Google Professional-Data exam revealed answer (P. 14)

Question 131

As your organization expands its usage of GCP, many teams have started to create their own projects. Projects are further multiplied to accommodate different stages of deployments and target audiences. Each project requires unique access control configurations. The central IT team needs to have access to all projects.
Furthermore, data from Cloud Storage buckets and BigQuery datasets must be shared for use in other projects in an ad hoc way. You want to simplify access control management by minimizing the number of policies. Which two steps should you take? (Choose two.)

A. Use Cloud Deployment Manager to automate access provision.

B. Introduce resource hierarchy to leverage access control policy inheritance.

C. Create distinct groups for various teams, and specify groups in Cloud IAM policies.

D. Only use service accounts when sharing data for Cloud Storage buckets and BigQuery datasets.

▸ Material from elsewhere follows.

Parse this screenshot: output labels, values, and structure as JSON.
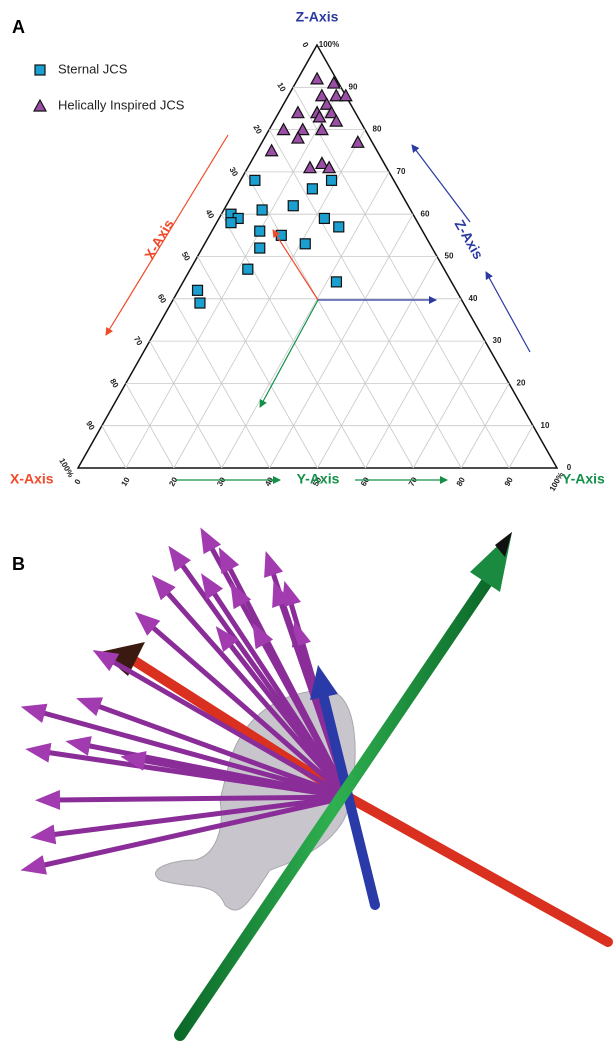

E. For each Cloud Storage bucket or BigQuery dataset, decide which projects need access. Find all the active members who have access to these projects, and create a Cloud IAM policy to grant access to all these users.

Question 132

Your United States-based company has created an application for assessing and responding to user actions. The primary table's data volume grows by 250,000 records per second. Many third parties use your application's APIs to build the functionality into their own frontend applications. Your application's APIs should comply with the following requirements:
- Single global endpoint
- ANSI SQL support
- Consistent access to the most up-to-date data
What should you do?

A. Implement BigQuery with no region selected for storage or processing.

B. Implement Cloud Spanner with the leader in North America and read-only replicas in Asia and Europe.

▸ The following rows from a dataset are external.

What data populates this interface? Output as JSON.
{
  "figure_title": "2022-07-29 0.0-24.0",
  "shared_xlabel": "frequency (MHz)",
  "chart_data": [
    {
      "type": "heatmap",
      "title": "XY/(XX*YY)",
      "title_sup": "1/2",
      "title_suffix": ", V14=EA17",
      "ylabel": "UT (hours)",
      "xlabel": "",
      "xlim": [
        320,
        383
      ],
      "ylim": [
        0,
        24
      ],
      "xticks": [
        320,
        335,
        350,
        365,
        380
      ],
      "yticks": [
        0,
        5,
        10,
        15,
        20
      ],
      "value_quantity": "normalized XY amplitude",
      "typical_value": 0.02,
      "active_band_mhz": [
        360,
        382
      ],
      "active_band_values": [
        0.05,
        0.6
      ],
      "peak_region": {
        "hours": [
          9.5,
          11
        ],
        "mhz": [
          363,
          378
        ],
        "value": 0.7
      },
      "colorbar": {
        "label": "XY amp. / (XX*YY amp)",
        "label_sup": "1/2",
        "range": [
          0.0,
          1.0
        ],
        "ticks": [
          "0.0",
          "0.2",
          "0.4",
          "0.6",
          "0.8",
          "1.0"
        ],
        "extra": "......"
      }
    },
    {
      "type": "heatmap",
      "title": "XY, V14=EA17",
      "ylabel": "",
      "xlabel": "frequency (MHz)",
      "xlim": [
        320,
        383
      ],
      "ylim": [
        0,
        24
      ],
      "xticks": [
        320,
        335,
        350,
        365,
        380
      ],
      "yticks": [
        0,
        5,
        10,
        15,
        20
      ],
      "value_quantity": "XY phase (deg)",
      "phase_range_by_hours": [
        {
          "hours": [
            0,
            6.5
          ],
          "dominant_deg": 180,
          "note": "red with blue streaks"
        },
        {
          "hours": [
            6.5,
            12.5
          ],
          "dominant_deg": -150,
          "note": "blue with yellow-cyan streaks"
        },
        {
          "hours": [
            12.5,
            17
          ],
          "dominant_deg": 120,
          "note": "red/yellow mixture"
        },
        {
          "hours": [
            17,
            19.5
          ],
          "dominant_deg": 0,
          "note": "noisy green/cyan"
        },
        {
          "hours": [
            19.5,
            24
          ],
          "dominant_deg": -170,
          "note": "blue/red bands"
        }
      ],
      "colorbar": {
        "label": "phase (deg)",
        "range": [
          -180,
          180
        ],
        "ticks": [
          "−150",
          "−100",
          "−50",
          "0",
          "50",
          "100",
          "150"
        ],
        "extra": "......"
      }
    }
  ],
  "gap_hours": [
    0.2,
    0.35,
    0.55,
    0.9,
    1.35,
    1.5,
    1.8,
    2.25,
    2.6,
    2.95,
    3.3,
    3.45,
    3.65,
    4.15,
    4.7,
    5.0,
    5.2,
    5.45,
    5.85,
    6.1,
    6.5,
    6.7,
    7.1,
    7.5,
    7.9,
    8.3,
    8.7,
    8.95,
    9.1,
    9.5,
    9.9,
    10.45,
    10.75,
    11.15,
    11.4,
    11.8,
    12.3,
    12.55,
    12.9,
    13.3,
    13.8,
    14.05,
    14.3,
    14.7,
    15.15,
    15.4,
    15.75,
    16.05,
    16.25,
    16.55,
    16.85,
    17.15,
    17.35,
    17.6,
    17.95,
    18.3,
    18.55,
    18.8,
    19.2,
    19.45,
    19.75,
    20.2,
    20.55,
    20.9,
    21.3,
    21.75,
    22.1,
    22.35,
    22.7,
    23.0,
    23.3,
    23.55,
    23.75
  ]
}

C. Implement Cloud SQL for PostgreSQL with the master in North America and read replicas in Asia and Europe.

D. Implement Bigtable with the primary cluster in North America and secondary clusters in Asia and Europe.

Question 133

A data scientist has created a BigQuery ML model and asks you to create an ML pipeline to serve predictions. You have a REST API application with the requirement to serve predictions for an individual user ID with latency under 100 milliseconds. You use the following query to generate predictions: SELECT predicted_label, user_id FROM ML.PREDICT (MODEL 'dataset.model', table user_features). How should you create the ML pipeline?

A. Add a WHERE clause to the query, and grant the BigQuery Data Viewer role to the application service account.

B. Create an Authorized View with the provided query. Share the dataset that contains the view with the application service account.

C. Create a Dataflow pipeline using BigQueryIO to read results from the query. Grant the Dataflow Worker role to the application service account.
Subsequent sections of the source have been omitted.